Wieso ist die Bildschirmaufnahme auf dem Redmi Note 13 nur in niedriger Qualität?

Melden
  1. Hardware- und Codec-Beschränkungen
  2. Software- und OS-Einstellungen
  3. Speicher und Dateigröße
  4. Thermik und Stabilität
  5. Mögliche Lösungsschritte
  6. Fazit

Hardware- und Codec-Beschränkungen

Die native Bildschirmaufnahme auf Smartphones ist oft durch die Hardware begrenzt. Im Redmi Note 13 verarbeitet der interne SoC (System-on-Chip) Videoencoding über bestimmte Hardware-Encoder, die auf Effizienz und Akkuschonung ausgelegt sind. Diese Encoder unterstützen zwar gängige Auflösungen und Bildraten, können aber bei hohen Auflösungen oder hohen Bitraten Abstriche machen, um Überhitzung, erhöhten Energieverbrauch oder Speicherlast zu vermeiden. Das führt dazu, dass die Standard-Bildschirmaufnahme auf eine moderate Auflösung und eine niedrigere Bitrate gesetzt ist, wodurch die wahrgenommene Qualität eingeschränkt wirkt.

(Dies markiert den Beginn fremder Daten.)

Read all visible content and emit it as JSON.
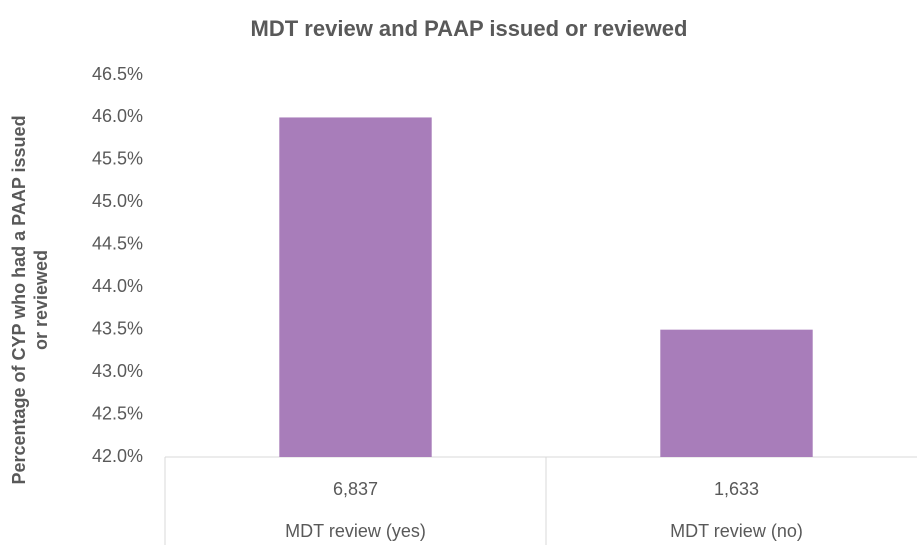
{
  "chart_data": {
    "type": "bar",
    "title": "MDT review and PAAP issued or reviewed",
    "ylabel": [
      "Percentage of CYP who had a PAAP issued",
      "or reviewed"
    ],
    "categories": [
      "MDT review (yes)",
      "MDT review (no)"
    ],
    "sublabels": [
      "6,837",
      "1,633"
    ],
    "values": [
      46.0,
      43.5
    ],
    "color": "#a87dba",
    "ylim": [
      42,
      46.5
    ],
    "yticks": [
      {
        "value": 42,
        "label": "42.0%"
      },
      {
        "value": 42.5,
        "label": "42.5%"
      },
      {
        "value": 43,
        "label": "43.0%"
      },
      {
        "value": 43.5,
        "label": "43.5%"
      },
      {
        "value": 44,
        "label": "44.0%"
      },
      {
        "value": 44.5,
        "label": "44.5%"
      },
      {
        "value": 45,
        "label": "45.0%"
      },
      {
        "value": 45.5,
        "label": "45.5%"
      },
      {
        "value": 46,
        "label": "46.0%"
      },
      {
        "value": 46.5,
        "label": "46.5%"
      }
    ],
    "grid": false
  }
}
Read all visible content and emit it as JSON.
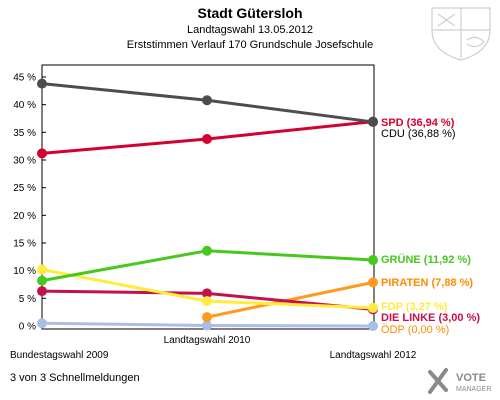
{
  "header": {
    "title": "Stadt Gütersloh",
    "subtitle": "Landtagswahl 13.05.2012",
    "subtitle2": "Erststimmen Verlauf 170 Grundschule Josefschule"
  },
  "footer": {
    "note": "3 von 3 Schnellmeldungen",
    "brand_top": "VOTE",
    "brand_bottom": "MANAGER"
  },
  "chart_data": {
    "type": "line",
    "title": "Stadt Gütersloh",
    "categories": [
      "Bundestagswahl 2009",
      "Landtagswahl 2010",
      "Landtagswahl 2012"
    ],
    "y_ticks": [
      "0 %",
      "5 %",
      "10 %",
      "15 %",
      "20 %",
      "25 %",
      "30 %",
      "35 %",
      "40 %",
      "45 %"
    ],
    "ylim": [
      0,
      47
    ],
    "grid": false,
    "series": [
      {
        "name": "CDU",
        "label": "CDU (36,88 %)",
        "color": "#4d4d4d",
        "label_color": "#000000",
        "values": [
          43.8,
          40.8,
          36.88
        ]
      },
      {
        "name": "SPD",
        "label": "SPD (36,94 %)",
        "color": "#d4002f",
        "label_color": "#d4002f",
        "values": [
          31.2,
          33.8,
          36.94
        ]
      },
      {
        "name": "GRÜNE",
        "label": "GRÜNE (11,92 %)",
        "color": "#46c81e",
        "label_color": "#46c81e",
        "values": [
          8.2,
          13.6,
          11.92
        ]
      },
      {
        "name": "FDP",
        "label": "FDP (3,27 %)",
        "color": "#ffec3c",
        "label_color": "#ffec3c",
        "values": [
          10.2,
          4.5,
          3.27
        ]
      },
      {
        "name": "DIE LINKE",
        "label": "DIE LINKE (3,00 %)",
        "color": "#c4114c",
        "label_color": "#c4114c",
        "values": [
          6.3,
          5.9,
          3.0
        ]
      },
      {
        "name": "PIRATEN",
        "label": "PIRATEN (7,88 %)",
        "color": "#ff9a1e",
        "label_color": "#ff8c00",
        "values": [
          null,
          1.6,
          7.88
        ]
      },
      {
        "name": "ÖDP",
        "label": "ÖDP (0,00 %)",
        "color": "#a9bde6",
        "label_color": "#ff8c00",
        "values": [
          0.5,
          0.1,
          0.0
        ]
      }
    ]
  }
}
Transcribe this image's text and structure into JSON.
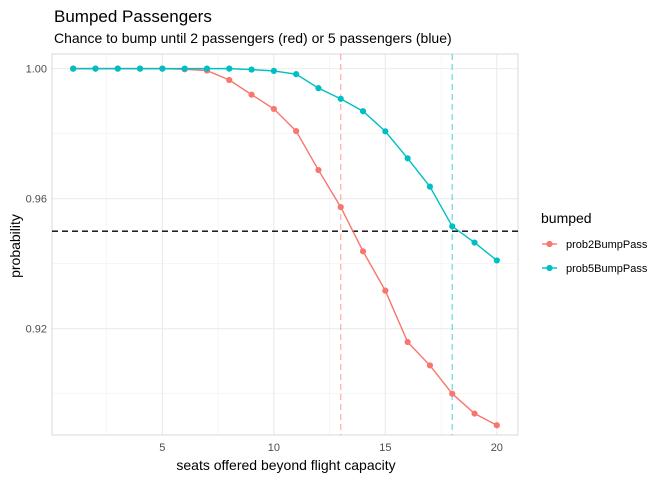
{
  "chart_data": {
    "type": "line",
    "title": "Bumped Passengers",
    "subtitle": "Chance to bump until 2 passengers (red) or 5 passengers (blue)",
    "xlabel": "seats offered beyond flight capacity",
    "ylabel": "probability",
    "xlim": [
      0.05,
      20.95
    ],
    "ylim": [
      0.8873,
      1.0045
    ],
    "x_ticks": [
      5,
      10,
      15,
      20
    ],
    "x_tick_labels": [
      "5",
      "10",
      "15",
      "20"
    ],
    "y_ticks": [
      0.92,
      0.96,
      1.0
    ],
    "y_tick_labels": [
      "0.92",
      "0.96",
      "1.00"
    ],
    "grid": true,
    "legend_position": "right",
    "legend_title": "bumped",
    "x": [
      1,
      2,
      3,
      4,
      5,
      6,
      7,
      8,
      9,
      10,
      11,
      12,
      13,
      14,
      15,
      16,
      17,
      18,
      19,
      20
    ],
    "series": [
      {
        "name": "prob2BumpPass",
        "color": "#F8766D",
        "values": [
          1.0,
          1.0,
          1.0,
          1.0,
          1.0,
          0.9998,
          0.9994,
          0.9965,
          0.992,
          0.9876,
          0.9808,
          0.9688,
          0.9574,
          0.9438,
          0.9317,
          0.9159,
          0.9087,
          0.9,
          0.8939,
          0.8903
        ]
      },
      {
        "name": "prob5BumpPass",
        "color": "#00BFC4",
        "values": [
          1.0,
          1.0,
          1.0,
          1.0,
          1.0,
          1.0,
          1.0,
          1.0,
          0.9997,
          0.9993,
          0.9983,
          0.994,
          0.9907,
          0.9869,
          0.9807,
          0.9724,
          0.9637,
          0.9515,
          0.9465,
          0.941
        ]
      }
    ],
    "reference_lines": [
      {
        "orientation": "horizontal",
        "value": 0.95,
        "color": "#000000",
        "style": "dashed"
      },
      {
        "orientation": "vertical",
        "value": 13,
        "color": "#F8766D",
        "style": "dashed"
      },
      {
        "orientation": "vertical",
        "value": 18,
        "color": "#00BFC4",
        "style": "dashed"
      }
    ]
  }
}
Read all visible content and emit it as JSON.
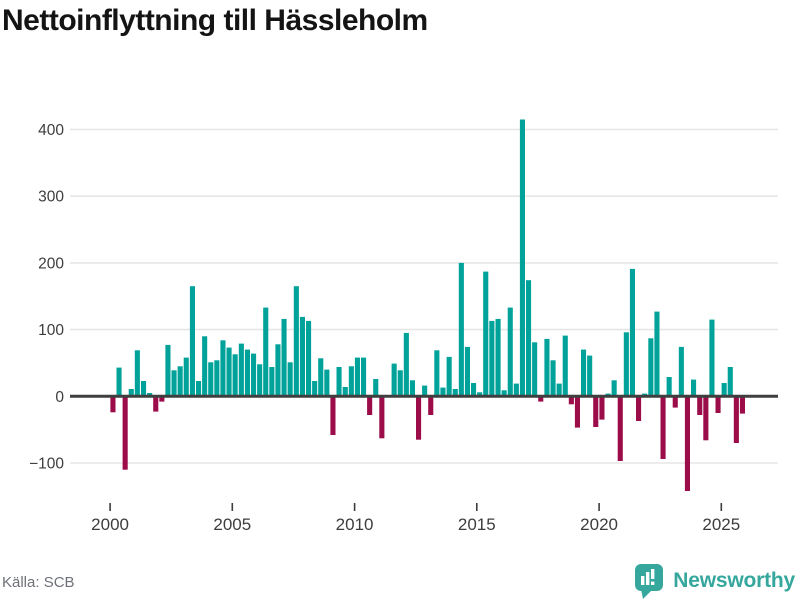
{
  "title": "Nettoinflyttning till Hässleholm",
  "footer": {
    "source": "Källa: SCB",
    "brand": "Newsworthy"
  },
  "colors": {
    "positive": "#00a29a",
    "negative": "#9b0c49",
    "axis": "#3f3f3f",
    "grid": "#e6e6e6",
    "tick_text": "#3d3d3d",
    "muted_text": "#6e7278",
    "brand_teal": "#35a79d",
    "title_text": "#141414"
  },
  "chart_data": {
    "type": "bar",
    "title": "Nettoinflyttning till Hässleholm",
    "x_unit": "quarter",
    "start_year": 2000,
    "start": "2000Q1",
    "end": "2025Q4",
    "grid": true,
    "legend": false,
    "ylim": [
      -150,
      450
    ],
    "yticks": [
      -100,
      0,
      100,
      200,
      300,
      400
    ],
    "ytick_labels": [
      "−100",
      "0",
      "100",
      "200",
      "300",
      "400"
    ],
    "xticks": [
      2000,
      2005,
      2010,
      2015,
      2020,
      2025
    ],
    "values": [
      -24,
      43,
      -110,
      11,
      69,
      23,
      5,
      -23,
      -8,
      77,
      39,
      45,
      58,
      165,
      23,
      90,
      51,
      54,
      84,
      73,
      63,
      79,
      70,
      64,
      48,
      133,
      44,
      78,
      116,
      51,
      165,
      119,
      113,
      23,
      57,
      40,
      -58,
      44,
      14,
      45,
      58,
      58,
      -28,
      26,
      -63,
      0,
      49,
      39,
      95,
      24,
      -65,
      16,
      -28,
      69,
      13,
      59,
      11,
      200,
      74,
      20,
      6,
      187,
      113,
      116,
      9,
      133,
      19,
      415,
      174,
      81,
      -8,
      86,
      54,
      19,
      91,
      -12,
      -47,
      70,
      61,
      -46,
      -35,
      4,
      24,
      -97,
      96,
      191,
      -37,
      4,
      87,
      127,
      -94,
      29,
      -17,
      74,
      -142,
      25,
      -28,
      -66,
      115,
      -25,
      20,
      44,
      -70,
      -26
    ]
  }
}
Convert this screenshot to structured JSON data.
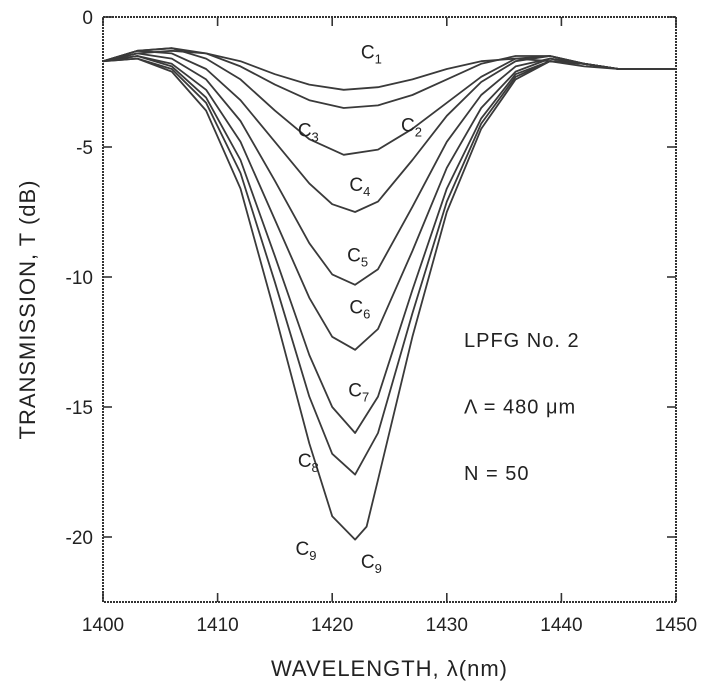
{
  "chart_data": {
    "type": "line",
    "title": "",
    "xlabel": "WAVELENGTH, λ(nm)",
    "ylabel": "TRANSMISSION, T (dB)",
    "xlim": [
      1400,
      1450
    ],
    "ylim": [
      -22.5,
      0
    ],
    "x_ticks": [
      1400,
      1410,
      1420,
      1430,
      1440,
      1450
    ],
    "x_tick_labels": [
      "1400",
      "1410",
      "1420",
      "1430",
      "1440",
      "1450"
    ],
    "y_ticks": [
      0,
      -5,
      -10,
      -15,
      -20
    ],
    "y_tick_labels": [
      "0",
      "-5",
      "-10",
      "-15",
      "-20"
    ],
    "grid": false,
    "annotation": [
      "LPFG No. 2",
      "Λ = 480 μm",
      "N = 50"
    ],
    "series": [
      {
        "name": "C1",
        "x": [
          1400,
          1403,
          1406,
          1409,
          1412,
          1415,
          1418,
          1421,
          1424,
          1427,
          1430,
          1433,
          1436,
          1439,
          1442,
          1445,
          1448,
          1450
        ],
        "y": [
          -1.7,
          -1.4,
          -1.3,
          -1.4,
          -1.7,
          -2.2,
          -2.6,
          -2.8,
          -2.7,
          -2.4,
          -2.0,
          -1.7,
          -1.6,
          -1.7,
          -1.9,
          -2.0,
          -2.0,
          -2.0
        ]
      },
      {
        "name": "C2",
        "x": [
          1400,
          1403,
          1406,
          1409,
          1412,
          1415,
          1418,
          1421,
          1424,
          1427,
          1430,
          1433,
          1436,
          1439,
          1442,
          1445,
          1448,
          1450
        ],
        "y": [
          -1.7,
          -1.3,
          -1.2,
          -1.4,
          -1.9,
          -2.6,
          -3.2,
          -3.5,
          -3.4,
          -3.0,
          -2.4,
          -1.8,
          -1.5,
          -1.5,
          -1.8,
          -2.0,
          -2.0,
          -2.0
        ]
      },
      {
        "name": "C3",
        "x": [
          1400,
          1403,
          1406,
          1409,
          1412,
          1415,
          1418,
          1421,
          1424,
          1427,
          1430,
          1433,
          1436,
          1439,
          1442,
          1445,
          1448,
          1450
        ],
        "y": [
          -1.7,
          -1.3,
          -1.2,
          -1.6,
          -2.4,
          -3.6,
          -4.7,
          -5.3,
          -5.1,
          -4.3,
          -3.3,
          -2.3,
          -1.6,
          -1.5,
          -1.8,
          -2.0,
          -2.0,
          -2.0
        ]
      },
      {
        "name": "C4",
        "x": [
          1400,
          1403,
          1406,
          1409,
          1412,
          1415,
          1418,
          1420,
          1422,
          1424,
          1427,
          1430,
          1433,
          1436,
          1439,
          1442,
          1445,
          1448,
          1450
        ],
        "y": [
          -1.7,
          -1.3,
          -1.4,
          -2.0,
          -3.2,
          -4.8,
          -6.4,
          -7.2,
          -7.5,
          -7.1,
          -5.5,
          -3.8,
          -2.5,
          -1.7,
          -1.5,
          -1.8,
          -2.0,
          -2.0,
          -2.0
        ]
      },
      {
        "name": "C5",
        "x": [
          1400,
          1403,
          1406,
          1409,
          1412,
          1415,
          1418,
          1420,
          1422,
          1424,
          1427,
          1430,
          1433,
          1436,
          1439,
          1442,
          1445,
          1448,
          1450
        ],
        "y": [
          -1.7,
          -1.4,
          -1.6,
          -2.4,
          -4.0,
          -6.3,
          -8.7,
          -9.9,
          -10.3,
          -9.7,
          -7.3,
          -4.8,
          -3.0,
          -1.9,
          -1.6,
          -1.8,
          -2.0,
          -2.0,
          -2.0
        ]
      },
      {
        "name": "C6",
        "x": [
          1400,
          1403,
          1406,
          1409,
          1412,
          1415,
          1418,
          1420,
          1422,
          1424,
          1427,
          1430,
          1433,
          1436,
          1439,
          1442,
          1445,
          1448,
          1450
        ],
        "y": [
          -1.7,
          -1.5,
          -1.8,
          -2.8,
          -4.8,
          -7.8,
          -10.8,
          -12.3,
          -12.8,
          -12.0,
          -9.0,
          -5.8,
          -3.5,
          -2.1,
          -1.6,
          -1.8,
          -2.0,
          -2.0,
          -2.0
        ]
      },
      {
        "name": "C7",
        "x": [
          1400,
          1403,
          1406,
          1409,
          1412,
          1415,
          1418,
          1420,
          1422,
          1424,
          1427,
          1430,
          1433,
          1436,
          1439,
          1442,
          1445,
          1448,
          1450
        ],
        "y": [
          -1.7,
          -1.5,
          -1.9,
          -3.1,
          -5.5,
          -9.2,
          -13.0,
          -15.0,
          -16.0,
          -14.6,
          -10.5,
          -6.6,
          -3.9,
          -2.2,
          -1.7,
          -1.8,
          -2.0,
          -2.0,
          -2.0
        ]
      },
      {
        "name": "C8",
        "x": [
          1400,
          1403,
          1406,
          1409,
          1412,
          1415,
          1418,
          1420,
          1422,
          1424,
          1427,
          1430,
          1433,
          1436,
          1439,
          1442,
          1445,
          1448,
          1450
        ],
        "y": [
          -1.7,
          -1.6,
          -2.0,
          -3.3,
          -6.0,
          -10.2,
          -14.6,
          -16.8,
          -17.6,
          -16.0,
          -11.4,
          -7.1,
          -4.1,
          -2.3,
          -1.7,
          -1.8,
          -2.0,
          -2.0,
          -2.0
        ]
      },
      {
        "name": "C9",
        "x": [
          1400,
          1403,
          1406,
          1409,
          1412,
          1415,
          1418,
          1420,
          1422,
          1423,
          1424,
          1427,
          1430,
          1433,
          1436,
          1439,
          1442,
          1445,
          1448,
          1450
        ],
        "y": [
          -1.7,
          -1.6,
          -2.1,
          -3.6,
          -6.6,
          -11.4,
          -16.4,
          -19.2,
          -20.1,
          -19.6,
          -17.8,
          -12.3,
          -7.5,
          -4.3,
          -2.4,
          -1.7,
          -1.8,
          -2.0,
          -2.0,
          -2.0
        ]
      }
    ],
    "curve_labels": [
      {
        "text": "C1",
        "x": 1422.5,
        "y": -1.6
      },
      {
        "text": "C2",
        "x": 1426.0,
        "y": -4.4
      },
      {
        "text": "C3",
        "x": 1417.0,
        "y": -4.6
      },
      {
        "text": "C4",
        "x": 1421.5,
        "y": -6.7
      },
      {
        "text": "C5",
        "x": 1421.3,
        "y": -9.4
      },
      {
        "text": "C6",
        "x": 1421.5,
        "y": -11.4
      },
      {
        "text": "C7",
        "x": 1421.4,
        "y": -14.6
      },
      {
        "text": "C8",
        "x": 1417.0,
        "y": -17.3
      },
      {
        "text": "C9",
        "x": 1416.8,
        "y": -20.7
      },
      {
        "text": "C9",
        "x": 1422.5,
        "y": -21.2
      }
    ]
  }
}
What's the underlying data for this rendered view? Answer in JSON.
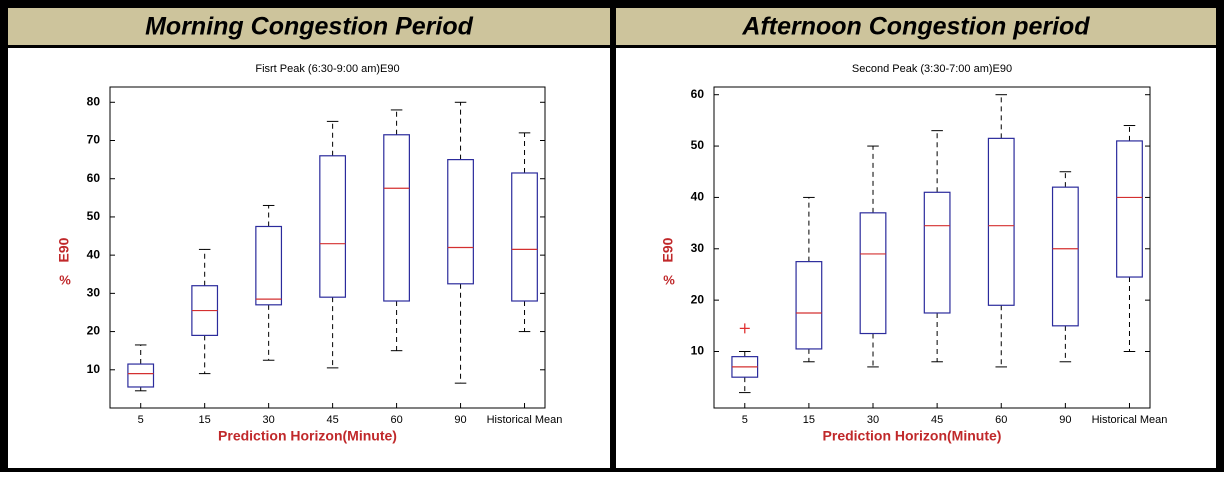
{
  "chart_data": [
    {
      "type": "box",
      "header": "Morning Congestion Period",
      "title": "Fisrt Peak (6:30-9:00 am)E90",
      "x_label": "Prediction Horizon(Minute)",
      "y_label": "E90",
      "y_unit": "%",
      "categories": [
        "5",
        "15",
        "30",
        "45",
        "60",
        "90",
        "Historical Mean"
      ],
      "whisker_low": [
        4.5,
        9,
        12.5,
        10.5,
        15,
        6.5,
        20
      ],
      "q1": [
        5.5,
        19,
        27,
        29,
        28,
        32.5,
        28
      ],
      "median": [
        9,
        25.5,
        28.5,
        43,
        57.5,
        42,
        41.5
      ],
      "q3": [
        11.5,
        32,
        47.5,
        66,
        71.5,
        65,
        61.5
      ],
      "whisker_high": [
        16.5,
        41.5,
        53,
        75,
        78,
        80,
        72
      ],
      "outliers": [
        [],
        [],
        [],
        [],
        [],
        [],
        []
      ],
      "ylim": [
        0,
        84
      ],
      "yticks": [
        10,
        20,
        30,
        40,
        50,
        60,
        70,
        80
      ],
      "box_color": "#2b2b9c",
      "median_color": "#d43030",
      "whisker_color": "#000000",
      "outlier_color": "#e03030"
    },
    {
      "type": "box",
      "header": "Afternoon Congestion period",
      "title": "Second Peak (3:30-7:00 am)E90",
      "x_label": "Prediction Horizon(Minute)",
      "y_label": "E90",
      "y_unit": "%",
      "categories": [
        "5",
        "15",
        "30",
        "45",
        "60",
        "90",
        "Historical Mean"
      ],
      "whisker_low": [
        2,
        8,
        7,
        8,
        7,
        8,
        10
      ],
      "q1": [
        5,
        10.5,
        13.5,
        17.5,
        19,
        15,
        24.5
      ],
      "median": [
        7,
        17.5,
        29,
        34.5,
        34.5,
        30,
        40
      ],
      "q3": [
        9,
        27.5,
        37,
        41,
        51.5,
        42,
        51
      ],
      "whisker_high": [
        10,
        40,
        50,
        53,
        60,
        45,
        54
      ],
      "outliers": [
        [
          14.5
        ],
        [],
        [],
        [],
        [],
        [],
        []
      ],
      "ylim": [
        -1,
        61.5
      ],
      "yticks": [
        10,
        20,
        30,
        40,
        50,
        60
      ],
      "box_color": "#2b2b9c",
      "median_color": "#d43030",
      "whisker_color": "#000000",
      "outlier_color": "#e03030"
    }
  ]
}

Software- und OS-Einstellungen

MIUI, die Benutzeroberfläche von Xiaomi/Redmi, legt Voreinstellungen für die Bildschirmaufnahme fest, die Kompatibilität und Stabilität priorisieren. Standardmäßig können Einstellungen wie Auflösung, Bildrate und Bitrate konservativ gewählt sein. Manche Optionen sind absichtlich ausgeblendet oder limitiert, um Speicherplatz- und Performance-Probleme bei älteren oder weniger leistungsfähigen Modellen zu vermeiden. Zudem können Update- oder Regionseinschränkungen dafür sorgen, dass neue oder erweiterte Aufnahmeoptionen nicht verfügbar sind.

Speicher und Dateigröße

Hohe Videoqualität erzeugt deutlich größere Dateien. Um den begrenzten internen Speicher und die Belastung des Dateisystems zu schonen, wird die Aufnahmequalität oft reduziert. Eine hohe Bitrate erzeugt schnell mehrere hundert Megabyte pro Minute, was insbesondere bei langen Aufnahmen problematisch ist. Hersteller wählen daher oft kompaktere Parameter, damit die meisten Nutzer ohne manuelles Eingreifen aufgenommene Videos speichern und teilen können.

Thermik und Stabilität

Längere oder hochauflösende Bildschirmaufnahmen erzeugen mehr Wärme durch kontinuierliche Nutzung von Display, CPU und Encoder. Um Throttling oder Abstürze zu vermeiden, drosselt das System gelegentlich Aufnahmequalität oder Bildrate. Das sichert eine stabile Benutzererfahrung, wirkt sich aber negativ auf die visuelle Qualität der Aufnahmen aus.

Mögliche Lösungsschritte

Falls höhere Qualität gewünscht ist, prüfen Sie zunächst in den Systemeinstellungen der Bildschirmaufnahme, ob sich Auflösung, FPS oder Bitrate ändern lassen. Externe Apps im Play Store oder alternative Aufnahmemethoden (z. B. Aufnahme per PC über USB und ADB/Screen Mirror) bieten oft mehr Kontrolle über Encoder-Einstellungen. Beachten Sie dabei, dass Drittanbieter-Apps ebenfalls durch die Hardware begrenzt sein können. Freier Speicherplatz und eine ausreichende Kühlung (kurze Pausen zwischen Aufnahmen) verbessern zudem die Chancen auf stabilere, qualitativ bessere Videos.

Fazit

Die niedrige Qualität der Bildschirmaufnahme beim Redmi Note 13 resultiert meist aus einer Kombination von Hardware-Encoder-Limits, konservativen MIUI-Voreinstellungen, Speicher- und Wärmeüberlegungen sowie dem Bestreben nach Stabilität und Akkueffizienz. Durch Anpassung der Einstellungen, Nutzung alternativer Aufnahmewege oder Anschluss an einen PC können bessere Ergebnisse erzielt werden, allerdings bleiben physikalische und softwareseitige Grenzen bestehen.